На третий день мы закончили печь. Открыли окна — пусть сушит солнце. Но наворожили — спустился дождь, тот самый: теплый, грибной. К вечеру приехали с пашни Степан с Надеждой. Комбайны встали, косить помокру нельзя. Но Степан был веселый, почуял по нашим глазам — готова печь. Через порог ступил тихо и боязливо, как в больницу. Лицо осветилось — уставился на печку, не оторвать.
— Ну-у, Григорий, удружил ты! Ложь цену, — удивлялся Степан и тыкал в жену пальцем. — Надежа, гляди ты, гляди! Да не тушуйся!
Она, и правда, сробела. Стояла далеко в сенках, посматривала на печь, как на чудо. Видно, боялась зайти в дом в грязной полевой одежде.
— Надежа, включай третью, до магазина!
— Обмывать рано. Утром дым пропустим. Приготовь квашню, — сказал Григорий, покосился на меня, посуровел. По домам мы ушли отдельно.
Вечер стоял теплый, но темный. Улица то вспыхнет, то скроется — шли машины с полными фарами, везли в город хлеб. За деревней гул пропадал, машины входили в лес, а дальше белел под дождем асфальт: прямо в город — тугая стрела.

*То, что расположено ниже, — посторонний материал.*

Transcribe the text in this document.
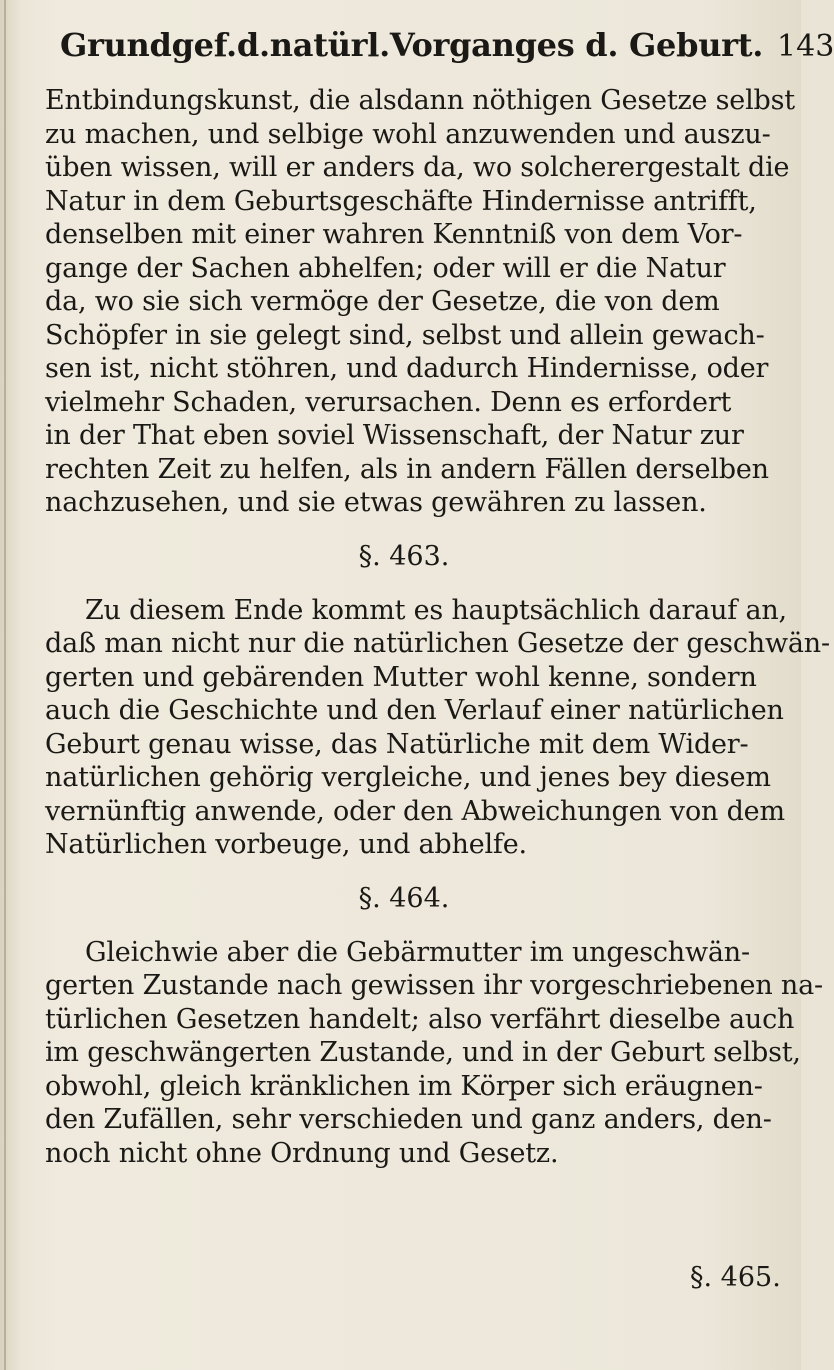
Grundgef.d.natürl.Vorganges d. Geburt. 143
Entbindungskunst, die alsdann nöthigen Gesetze selbst
zu machen, und selbige wohl anzuwenden und auszu-
üben wissen, will er anders da, wo solcherergestalt die
Natur in dem Geburtsgeschäfte Hindernisse antrifft,
denselben mit einer wahren Kenntniß von dem Vor-
gange der Sachen abhelfen; oder will er die Natur
da, wo sie sich vermöge der Gesetze, die von dem
Schöpfer in sie gelegt sind, selbst und allein gewach-
sen ist, nicht stöhren, und dadurch Hindernisse, oder
vielmehr Schaden, verursachen. Denn es erfordert
in der That eben soviel Wissenschaft, der Natur zur
rechten Zeit zu helfen, als in andern Fällen derselben
nachzusehen, und sie etwas gewähren zu lassen.
§. 463.
Zu diesem Ende kommt es hauptsächlich darauf an,
daß man nicht nur die natürlichen Gesetze der geschwän-
gerten und gebärenden Mutter wohl kenne, sondern
auch die Geschichte und den Verlauf einer natürlichen
Geburt genau wisse, das Natürliche mit dem Wider-
natürlichen gehörig vergleiche, und jenes bey diesem
vernünftig anwende, oder den Abweichungen von dem
Natürlichen vorbeuge, und abhelfe.
§. 464.
Gleichwie aber die Gebärmutter im ungeschwän-
gerten Zustande nach gewissen ihr vorgeschriebenen na-
türlichen Gesetzen handelt; also verfährt dieselbe auch
im geschwängerten Zustande, und in der Geburt selbst,
obwohl, gleich kränklichen im Körper sich eräugnen-
den Zufällen, sehr verschieden und ganz anders, den-
noch nicht ohne Ordnung und Gesetz.
§. 465.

Спалось плохо, открыл настежь створку, смотрел на дорогу. Машины шли всю ночь туда и обратно, подолгу гудели в тишине. На лоб опустились капли, потом на щеки. Наступал туман. К утру он захватил всю деревню его испугались гуси, стали громко кричать. От их крика и шума крыльев вздрогнула тишина и уж не смогла успокоиться: замычали коровы, охнула на ухабе телега, и далеко в степи пугливо заржала лошадь, не узнавая запахов дома. Но все эти звуки шли мимо, не мешая думать о чем-то милом, далеком, как детство, как отцовские руки. Как сохранить это для будущих дней, и чтоб любили дядя Степан и Григорий — и все любили, и чтоб мать успокоила в тебе свое сердце, не была одинокой.
Начиналось утро, стало прохладно, на улице опять появились машины, кузова под брезентом — опять хлеб, хлеб.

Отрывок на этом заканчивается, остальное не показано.